Possible Origins:  It's an actual tooth from a shadowy semi-mythological figure that features in far too many cultures' legends for comfort.  She ripped it from her mouth full of iron fangs just so she could give it to you as a present.  Say "thank you" to your Grandmother.  

Complications:  You've attracted the attention of Grandmother if she gave this to you herself.  Alternately, you're one of many people who've crossed paths with someone that killed for that tooth.  That attracts her attention too.  Expect a visit at some point.  She enjoys visiting people.  

The tooth won't come out once you've jammed it in, at least not while you're still alive.  If you don't implant it, a remarkable series of coincidences will lead some ill-intentioned types to try to take it from you within a few days.  You could just let them have it, I suppose.  Nothing bad could come of that.

Grandmother likes her presents to get used.  If you go a week without cursing anyone using the tooth it will pick someone to curse on its own.  This usually happens during a life and death situation, although it will settle for making social situations disastrously awkward and possibly life-threatening.  It prefers to endanger innocents when available, but in a pinch it will settle for one of your allies instead.

Sometimes it doesn't wait a whole week, either.

If you truly, sincerely wish to take back a curse laid using the tooth you just need to say so.  The curse stays in effect regardless of your wishes, but you also get cursed in the process.  You'll also painfully bite your tongue in the process to add injury to, well, injury.        

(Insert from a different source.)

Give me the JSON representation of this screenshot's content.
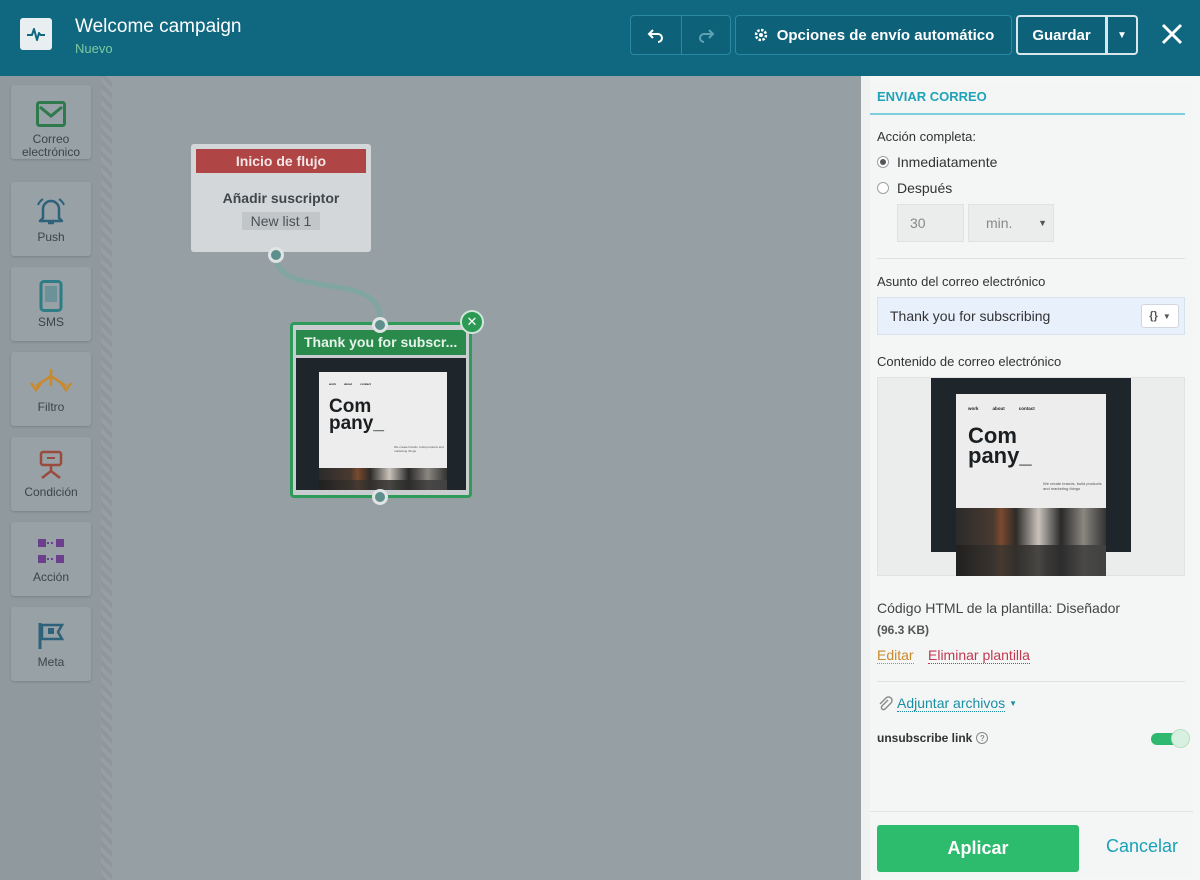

Design Commentary:  This is a very fairy-tale item as written.  You could make it more mundane by associating them with your common everyday hags, but I'd tone the power level and complications down some if you do so.  Either way, Grandmother's Hexing Tooth isn't a unique item, quite a lot of them have been gifted to people over time.  It's remotely possible you might run into someone else with one.  Maybe more than one.  Maybe some psychopath is trying to collect a whole mouthful of them.  That could make for an interesting story arc.

It's also quite possible that Grandmother has teeth that do other things too.  Some of those things might not even be awful.